CGF and Carry in California (Part 1)

Calguns Foundation, with our partner SAF, filed the first post-Heller “right to carry” lawsuit in the nation on May 5, 2009, 15 days after the first Nordyke v. King panel decision incorporated the Second Amendment. The case against the sheriffs of Sacramento and Yolo Counties was originally known as Sykes v. McGinness.
We moved quickly on carry after we read the Heller decision, as we found it surprisingly supportive of the right to bear arms. The board members, partners, and volunteers of CGF made the strategic decision to prioritize the right to carry as the next most critical step in securing the right to keep and bear arms. Incorporation felt like a foregone conclusion that would resolve in due course and thus the first Nordyke panel opinion gave us a chance to move more quickly on a carry case. Time was and remains of the essence due to the political realities of potential new Supreme Court Justice appointments.
We prioritized carry because it is most critical to the safety of our members and has the most potent ability to widen and strengthen the American investment in the right to arms. It's one thing to argue about what you can or can't do when you're not currently doing it, it's another for the government to try to take licenses away from those who have them and have gotten used to exercising them day to day. Many in the Second Amendment community thought we were rash or wrong to so quickly attempt to solidify the right to carry - so bold as to potentially take the most important social issue on immediately. But while reasonable people can disagree, we were confident that first, you can not win battles you do not fight, and second, criminals would raise these issues immediately regardless of what we did.
Lately, and for various reasons, some are criticizing CGF as “a failure” regarding the right to carry. We find that statement amusing and uninformed and hope to dispel some disinformation as well as educate everyone on what we've accomplished and where we’re all going.
The Nordyke opinion was vacated, taken en-banc and then stayed for McDonald v City of Chicago. The district court judge in Sykes stayed our case for Nordyke on September 1, 2009. We knew that meant that the case would be paused until at least late June 2010 as that's when the opinion in McDonald would be issued. At the same time we were getting mixed messages from then Sheriff McGinness and Sacramento County counsel. Also, now that we had time, we wanted to add a recent license denial to our plaintiffs to avoid certain non-substantive arguments from the other side when the case resumed.

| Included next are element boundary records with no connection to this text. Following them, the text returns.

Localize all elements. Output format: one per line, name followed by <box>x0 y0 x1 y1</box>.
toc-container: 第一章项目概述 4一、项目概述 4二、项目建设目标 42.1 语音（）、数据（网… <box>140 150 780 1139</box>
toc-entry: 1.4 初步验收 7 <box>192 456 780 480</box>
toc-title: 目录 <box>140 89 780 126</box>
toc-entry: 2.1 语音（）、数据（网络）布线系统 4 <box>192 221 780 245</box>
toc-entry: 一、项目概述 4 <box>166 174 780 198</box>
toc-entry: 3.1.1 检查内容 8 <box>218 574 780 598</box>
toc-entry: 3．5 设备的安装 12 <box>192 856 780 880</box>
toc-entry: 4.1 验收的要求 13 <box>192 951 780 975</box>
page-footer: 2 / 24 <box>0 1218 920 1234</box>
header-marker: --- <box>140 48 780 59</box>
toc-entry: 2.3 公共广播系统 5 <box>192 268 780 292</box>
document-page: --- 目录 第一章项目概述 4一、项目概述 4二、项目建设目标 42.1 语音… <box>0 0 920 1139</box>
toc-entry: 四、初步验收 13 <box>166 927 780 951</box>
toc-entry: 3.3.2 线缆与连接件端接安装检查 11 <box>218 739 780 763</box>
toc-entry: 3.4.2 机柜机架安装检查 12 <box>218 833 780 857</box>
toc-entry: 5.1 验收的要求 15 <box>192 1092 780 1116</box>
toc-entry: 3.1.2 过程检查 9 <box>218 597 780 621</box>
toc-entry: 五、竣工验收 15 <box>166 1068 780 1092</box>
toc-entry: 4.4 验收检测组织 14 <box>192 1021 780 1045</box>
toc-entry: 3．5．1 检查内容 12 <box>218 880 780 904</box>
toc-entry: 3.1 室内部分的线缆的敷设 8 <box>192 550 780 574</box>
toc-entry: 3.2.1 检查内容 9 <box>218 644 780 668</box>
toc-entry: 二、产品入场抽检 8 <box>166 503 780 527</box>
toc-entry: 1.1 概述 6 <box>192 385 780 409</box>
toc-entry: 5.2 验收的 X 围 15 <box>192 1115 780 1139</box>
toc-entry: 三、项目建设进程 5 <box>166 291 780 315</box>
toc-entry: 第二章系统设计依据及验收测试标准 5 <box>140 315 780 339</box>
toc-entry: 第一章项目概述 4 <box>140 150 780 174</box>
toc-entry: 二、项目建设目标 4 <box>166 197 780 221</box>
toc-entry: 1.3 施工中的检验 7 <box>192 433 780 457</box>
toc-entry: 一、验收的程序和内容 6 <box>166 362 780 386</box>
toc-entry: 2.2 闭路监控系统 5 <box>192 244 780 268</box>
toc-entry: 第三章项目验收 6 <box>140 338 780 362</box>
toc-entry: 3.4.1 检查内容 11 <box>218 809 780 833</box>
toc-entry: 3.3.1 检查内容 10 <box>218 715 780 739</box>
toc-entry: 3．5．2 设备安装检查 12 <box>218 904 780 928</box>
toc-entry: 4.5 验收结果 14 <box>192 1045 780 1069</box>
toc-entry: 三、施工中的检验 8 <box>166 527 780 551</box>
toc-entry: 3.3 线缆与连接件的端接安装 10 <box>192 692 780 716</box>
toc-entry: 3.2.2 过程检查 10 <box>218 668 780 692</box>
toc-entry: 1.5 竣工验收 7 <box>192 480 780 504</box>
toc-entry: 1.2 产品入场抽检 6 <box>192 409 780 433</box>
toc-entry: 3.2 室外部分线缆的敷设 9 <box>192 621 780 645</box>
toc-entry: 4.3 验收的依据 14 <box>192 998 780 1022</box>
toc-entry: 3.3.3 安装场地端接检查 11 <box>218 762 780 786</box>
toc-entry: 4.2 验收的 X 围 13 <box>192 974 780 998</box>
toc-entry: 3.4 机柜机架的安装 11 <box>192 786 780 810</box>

We asked two trusted volunteers to apply in late February 2010 using a good cause statement of "I wish to carry a firearm for self defense and the defense of my family." Sheriff McGinness’ official policy that dated from 2007 and was still in effect in early 2010 stated, “[t]he mere fear of victimization, or desire to carry a firearm, shall be insufficient” “good cause” to issue a gun carry permit," and that “[w]hat may be good cause in one area of the county may not be in another area.” Further, his policy required a one year minimum residency in Sacramento county before issuing a license.
On April 10, 2010 Sheriff McGinness updated his policy to remove some of the issues we had challenged in Sykes. The first of our volunteers (who were not very difficult for the Sheriff's office to guess were related to CGF and that was part of our intent) received his carry license in the first week of May, 2010. We then sent another wave of volunteers through and they promptly received their carry licenses as well.
On June 28, 2010, the McDonald decision was issued that incorporated the fundamental right to keep and bear arms.
Settlement discussions began the month after McDonald with Sacramento and we quietly spread the word to Ms. Sykes, the other Sacramento plaintiffs, and additional volunteers and members to go ahead and get their carry licenses.
However, we had some specific required changes to their policy document before we would allow Sacramento County out of the case. On approximately October 18, 2010, the policy document posted online was changed to have the following negotiated language at the top of it: "[s]elf-defense may be considered good cause for the issuance of a permit, however, each application is unique and the Sheriff retains the ability to deny permit applications where it appears that doing so is in the interest of public safety." That language remains at the top of Sacramento County’s policy document to this day.
On October 22, 2010, we filed a motion to amend our complaint and said this about our agreement with Sacramento County:
The Court ordered that this action be held in abeyance for sixty days following the Supreme Court’s decision in McDonald v. City of Chicago, 130 S. Ct. 3020 (2010), which was handed down on June 28, 2010. During this period, Plaintiffs and Defendants Sacramento County and McGinness were able to resolve their dispute. An appropriate stipulation of dismissal covering the dispute with the Sacramento defendants is filed separately.
From that time forward our case was restyled Richards v. Prieto and continued against Yolo County and the Yolo County Sheriff.
While settlement conversations were underway we had our volunteers reach out and address some of Sacramento's other, more tactical policy issues, including a vestigial requirement that limited licensed carry within 1000' of a school. By letter on October 5, 2010, that policy was removed from existing and new licenses. We also had volunteers communicating with both leading sheriff candidates to make sure they would honor the agreement we had made with Sheriff McGinnis.
On November 2, 2010, Scott Jones was elected the new sheriff of Sacramento County.
Since then, Sacramento County has been issuing about 1100 new licenses per year to all residents throughout Sacramento County.